12. The computer-implemented method of claim 11, further comprising:

receiving a second responsive text message from the mobile computing device subsequent to sending the second text message;

determining that the second responsive text message from the mobile computing device does not include the private code previously associated with the first account in the electronic data store; and

based at least in part on a determination that the second responsive text message from the mobile computing device does not include the private code, sending an electronic transaction denial indication to the first computing device.

13. The computer-implemented method of claim 11, further comprising:

determining that no text message response from the mobile computing device has been received within a predetermined amount of time after sending the second text message to the mobile computing device; and

based at least in part on a determination that no text message response from the mobile computing device has been received within a predetermined amount of time, sending an electronic transaction denial indication to the first computing device.
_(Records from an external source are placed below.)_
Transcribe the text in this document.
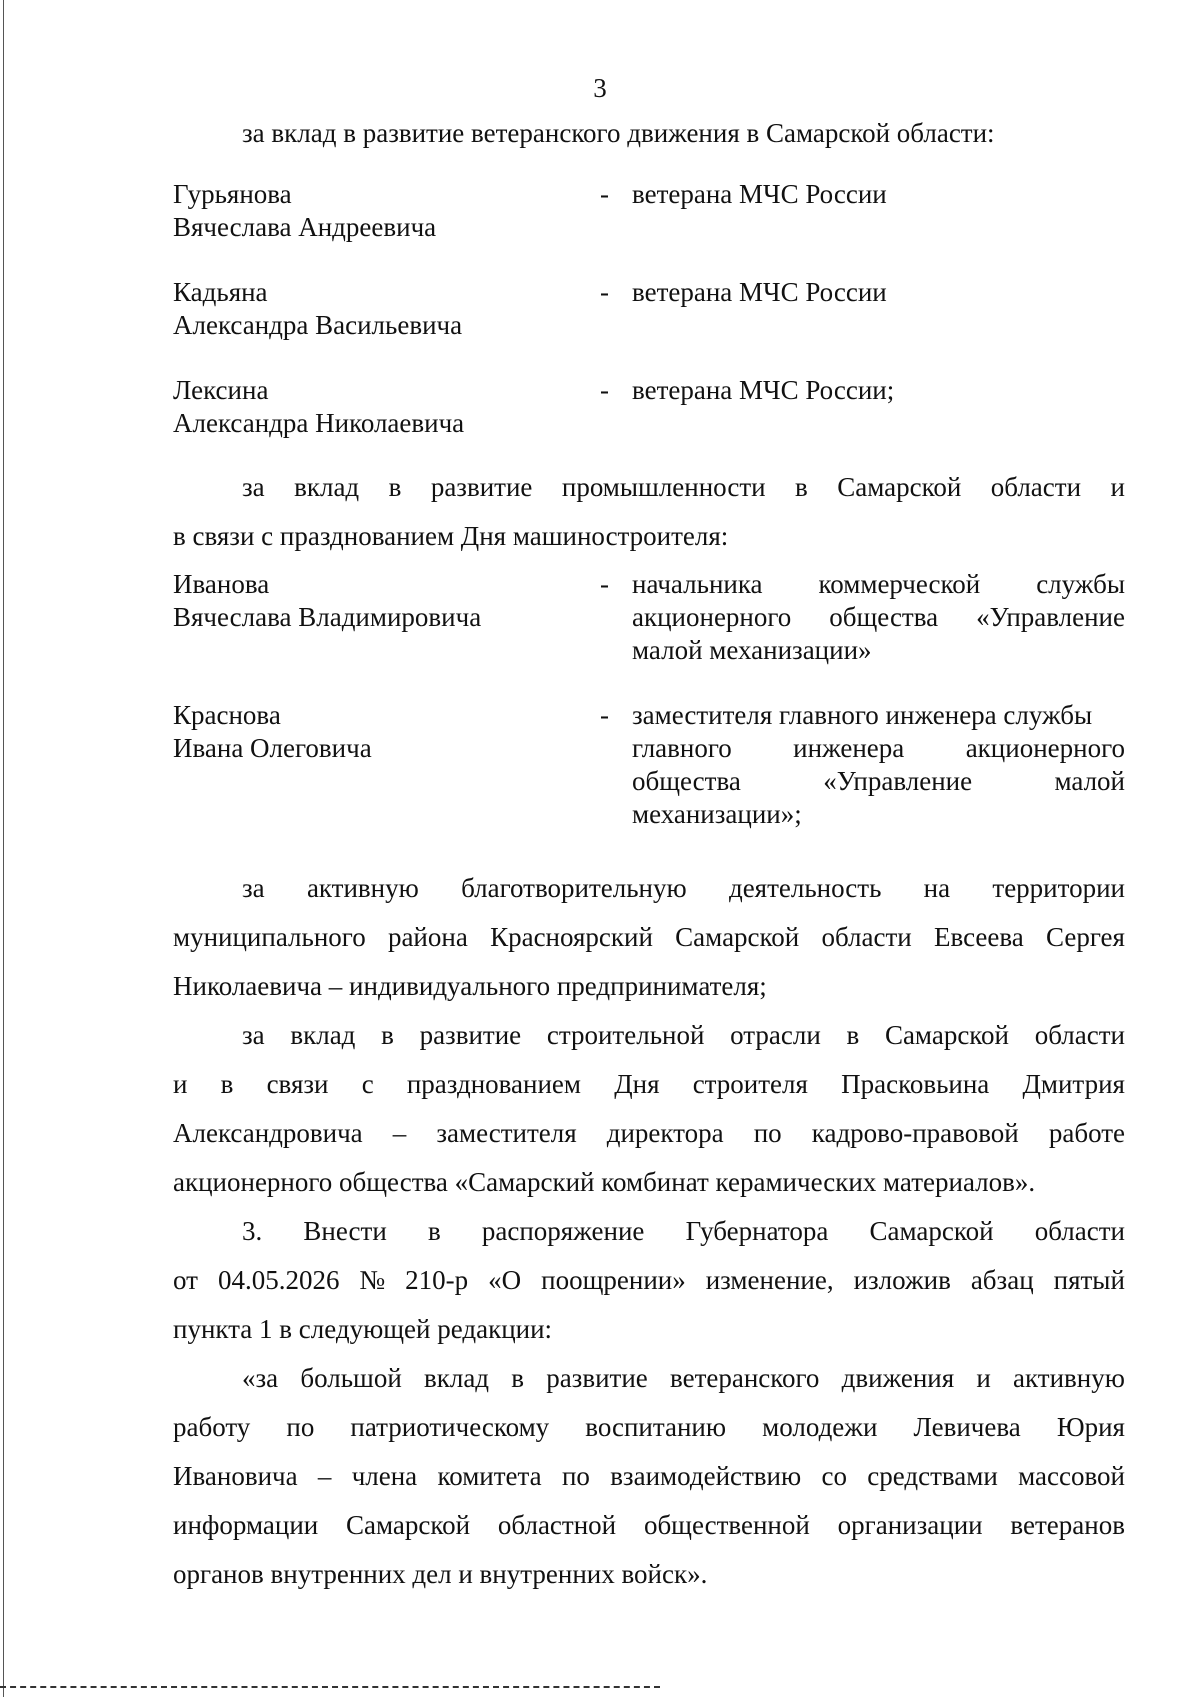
3
за вклад в развитие ветеранского движения в Самарской области:
Гурьянова
Вячеслава Андреевича
- ветерана МЧС России
Кадьяна
Александра Васильевича
- ветерана МЧС России
Лексина
Александра Николаевича
- ветерана МЧС России;
за вклад в развитие промышленности в Самарской области и
в связи с празднованием Дня машиностроителя:
Иванова
Вячеслава Владимировича
- начальника коммерческой службы
акционерного общества «Управление
малой механизации»
Краснова
Ивана Олеговича
- заместителя главного инженера службы
главного инженера акционерного
общества	«Управление	малой
механизации»;
за активную благотворительную деятельность на территории
муниципального района Красноярский Самарской области Евсеева Сергея
Николаевича – индивидуального предпринимателя;
за вклад в развитие строительной отрасли в Самарской области
и в связи с празднованием Дня строителя Прасковьина Дмитрия
Александровича – заместителя директора по кадрово-правовой работе
акционерного общества «Самарский комбинат керамических материалов».
3. Внести в распоряжение Губернатора Самарской области
от 04.05.2026 № 210-р «О поощрении» изменение, изложив абзац пятый
пункта 1 в следующей редакции:
«за большой вклад в развитие ветеранского движения и активную
работу по патриотическому воспитанию молодежи Левичева Юрия
Ивановича – члена комитета по взаимодействию со средствами массовой
информации Самарской областной общественной организации ветеранов
органов внутренних дел и внутренних войск».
14. The computer-implemented method of claim 10, wherein the text message is sent using a Short Message Service (SMS) communications protocol.

15. The computer-implemented method of claim 10, wherein the shared code is a first alphanumeric string or a first plurality of numeric digits, wherein the private code is a second alphanumeric string or a second plurality of numeric digits.
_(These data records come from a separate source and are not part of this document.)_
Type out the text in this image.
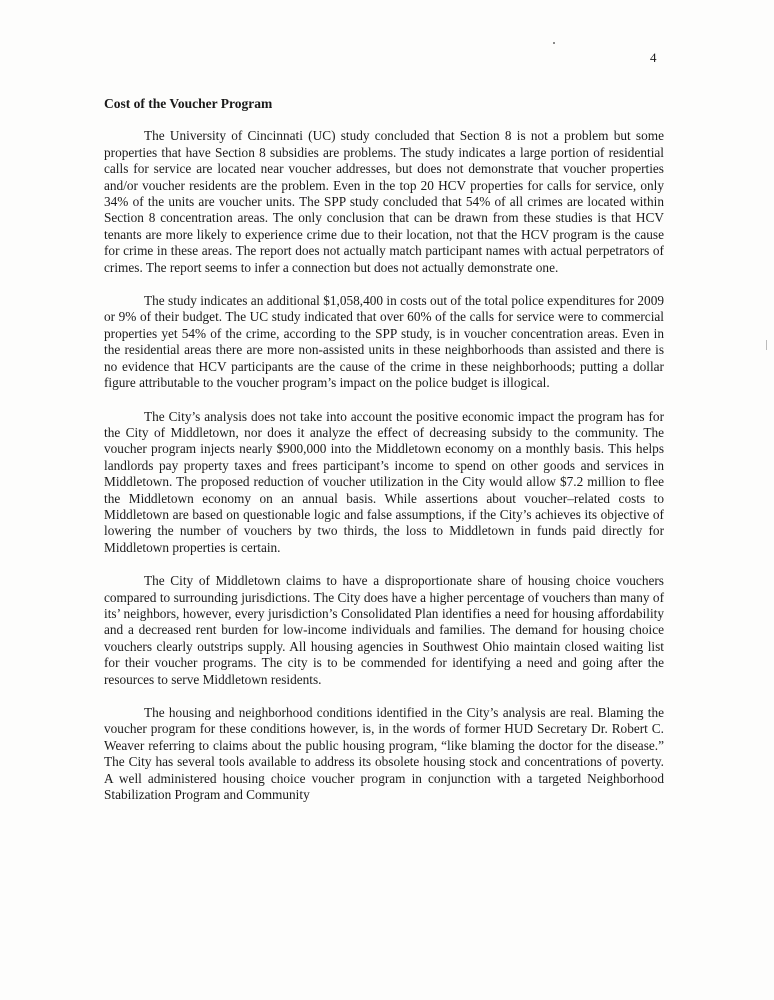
4
Cost of the Voucher Program

The University of Cincinnati (UC) study concluded that Section 8 is not a problem but some properties that have Section 8 subsidies are problems. The study indicates a large portion of residential calls for service are located near voucher addresses, but does not demonstrate that voucher properties and/or voucher residents are the problem. Even in the top 20 HCV properties for calls for service, only 34% of the units are voucher units. The SPP study concluded that 54% of all crimes are located within Section 8 concentration areas. The only conclusion that can be drawn from these studies is that HCV tenants are more likely to experience crime due to their location, not that the HCV program is the cause for crime in these areas. The report does not actually match participant names with actual perpetrators of crimes. The report seems to infer a connection but does not actually demonstrate one.

The study indicates an additional $1,058,400 in costs out of the total police expenditures for 2009 or 9% of their budget. The UC study indicated that over 60% of the calls for service were to commercial properties yet 54% of the crime, according to the SPP study, is in voucher concentration areas. Even in the residential areas there are more non-assisted units in these neighborhoods than assisted and there is no evidence that HCV participants are the cause of the crime in these neighborhoods; putting a dollar figure attributable to the voucher program’s impact on the police budget is illogical.

The City’s analysis does not take into account the positive economic impact the program has for the City of Middletown, nor does it analyze the effect of decreasing subsidy to the community. The voucher program injects nearly $900,000 into the Middletown economy on a monthly basis. This helps landlords pay property taxes and frees participant’s income to spend on other goods and services in Middletown. The proposed reduction of voucher utilization in the City would allow $7.2 million to flee the Middletown economy on an annual basis. While assertions about voucher–related costs to Middletown are based on questionable logic and false assumptions, if the City’s achieves its objective of lowering the number of vouchers by two thirds, the loss to Middletown in funds paid directly for Middletown properties is certain.

The City of Middletown claims to have a disproportionate share of housing choice vouchers compared to surrounding jurisdictions. The City does have a higher percentage of vouchers than many of its’ neighbors, however, every jurisdiction’s Consolidated Plan identifies a need for housing affordability and a decreased rent burden for low-income individuals and families. The demand for housing choice vouchers clearly outstrips supply. All housing agencies in Southwest Ohio maintain closed waiting list for their voucher programs. The city is to be commended for identifying a need and going after the resources to serve Middletown residents.

The housing and neighborhood conditions identified in the City’s analysis are real. Blaming the voucher program for these conditions however, is, in the words of former HUD Secretary Dr. Robert C. Weaver referring to claims about the public housing program, “like blaming the doctor for the disease.” The City has several tools available to address its obsolete housing stock and concentrations of poverty. A well administered housing choice voucher program in conjunction with a targeted Neighborhood Stabilization Program and Community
16. The computer-implemented method of claim 10, further comprising, prior to generating the text message that includes the request for transaction authorization:

confirming that a request system identifier within the electronic transaction request matches a previously stored requestor identifier.

17. The computer-implemented method of claim 10, further comprising:

in response to the determination that the at least a portion of the text content within the responsive text message includes the private code associated with the first account, sending information to the first computing device regarding an individual associated with the first account.
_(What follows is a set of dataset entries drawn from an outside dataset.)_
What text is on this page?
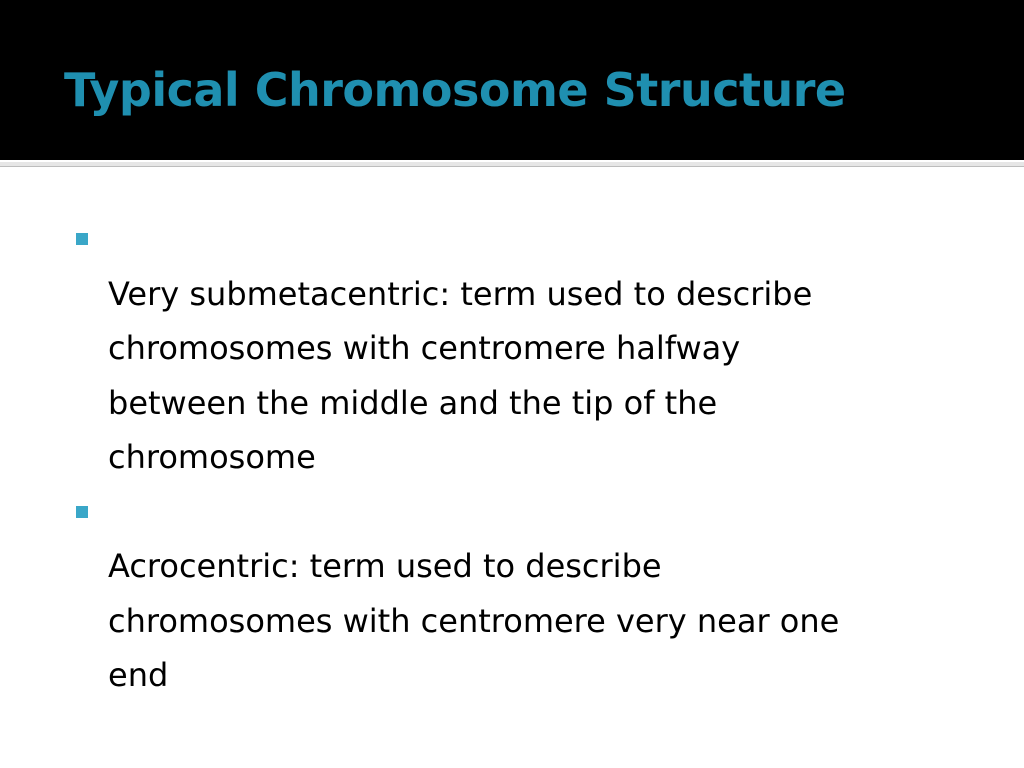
Typical Chromosome Structure

Very submetacentric: term used to describe
chromosomes with centromere halfway
between the middle and the tip of the
chromosome

Acrocentric: term used to describe
chromosomes with centromere very near one
end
18. The computer-implemented method of claim 10, further comprising:

in response to the determination that the at least a portion of the text content within the responsive text message includes the private code associated with the first account, debiting an account balance stored in association with the first account.

19. A computing system comprising:

an electronic data store configured to store authentication information associated with each of a plurality of electronic accounts, wherein authentication information for a first account of the plurality of accounts comprises at least a first client identifier, a shared code and a private code; and

a physical processor in communication with the electronic data store and configured with processor-executable instructions to perform operations comprising at least:

determining a client identifier and a first code within the electronic transaction request;

generating a text message that includes textual content comprising requestor information associated with the electronic transaction request, wherein the requestor information is at least one of a location or a name of a requesting entity;

sending the text message to a mobile computing device using a phone number stored in the electronic data store in association with the first account;

receiving a responsive text message from the mobile computing device;

20. The system of claim 19, wherein the text message is sent in an unencrypted form using a Short Message Service (SMS) communications protocol.